Administrar essas questão faz parte do novo papel da Boeing como líder do chão de fábrica global. “Você precisa ser capaz de entender o mercado, transformar isso em exigências, integrar os parceiros e as peças para satisfazê-las e dar suporte em serviços”, diz Blair. “O conhecimento que ganhamos ao organizar esse programa é uma competência única. Acho que não existe mais ninguém capaz de fazer isso, e nós o faremos novamente em algum momento, em um novo programa para outro avião. E então, seremos muito melhores.”.

A mudança de cultura com a passagem do papel de fabricante de aviões para integradora de sistemas nem sempre foi fácil. “Existe o perigo real de microgerenciarmos o processo”, diz Blair. “Depois de nossos parceiros chegarem ao ponto em que temos um plano que funciona, o verdadeiro desafio é se distanciar, deixar que todos façam o seu trabalho sem nossa intromissão.”. Mesmo assim, apesar de às vezes ser um desafio, combinar talentos de todo o mundo é uma clara fonte de força.
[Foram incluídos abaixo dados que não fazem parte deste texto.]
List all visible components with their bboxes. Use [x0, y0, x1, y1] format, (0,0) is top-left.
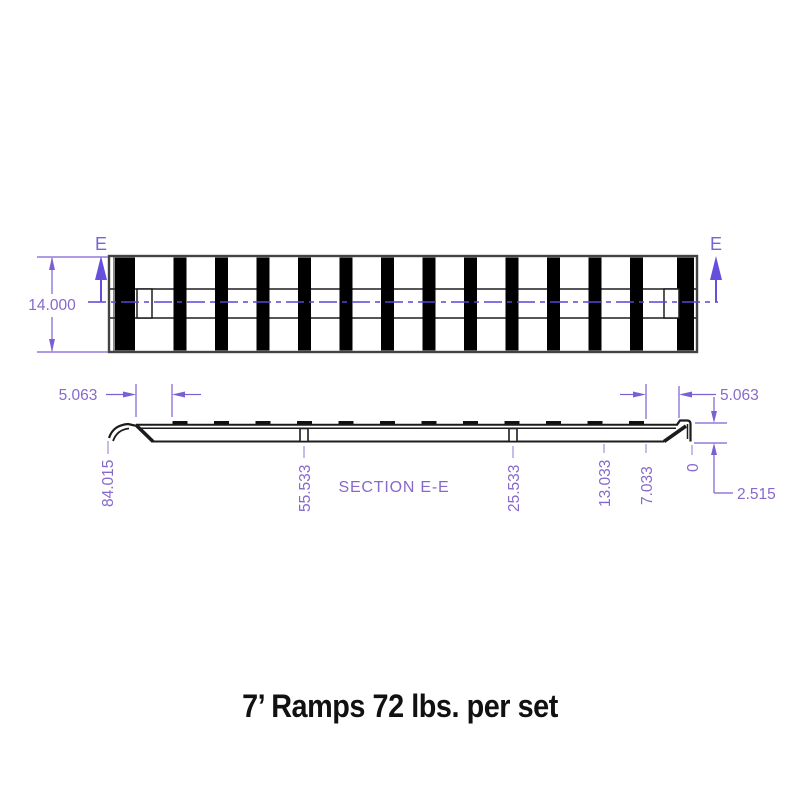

Parte por parte, o projeto 787 já é um sucesso em vários aspectos. A maior parte do trabalho de design já está completa e a fabricação está em curso. A boa nova para a Boeing é que as companhias aéreas finalmente aceitaram o 787 depois de um início lento no que diz respeito às vendas. Em 2005, a Boeing recebeu 354 pedidos com um valor total de mais de US$46 bilhões, ultrapassando a Airbus pela primeira vez desde 2000 em número de encomendas de novos aviões. No entanto, maior recompensa para a Boeing reside na legitimação de um novo modelo de negócios construído em torno da colaboração global. O 787 foi uma aposta e, com tantos parceiros dividindo tanta responsabilidade, nunca existiu a certeza do sucesso. A empresa apostou seu futuro no peering e, em vista das vendas do novo 787 Dreamliner, o resultado tem sido positivo.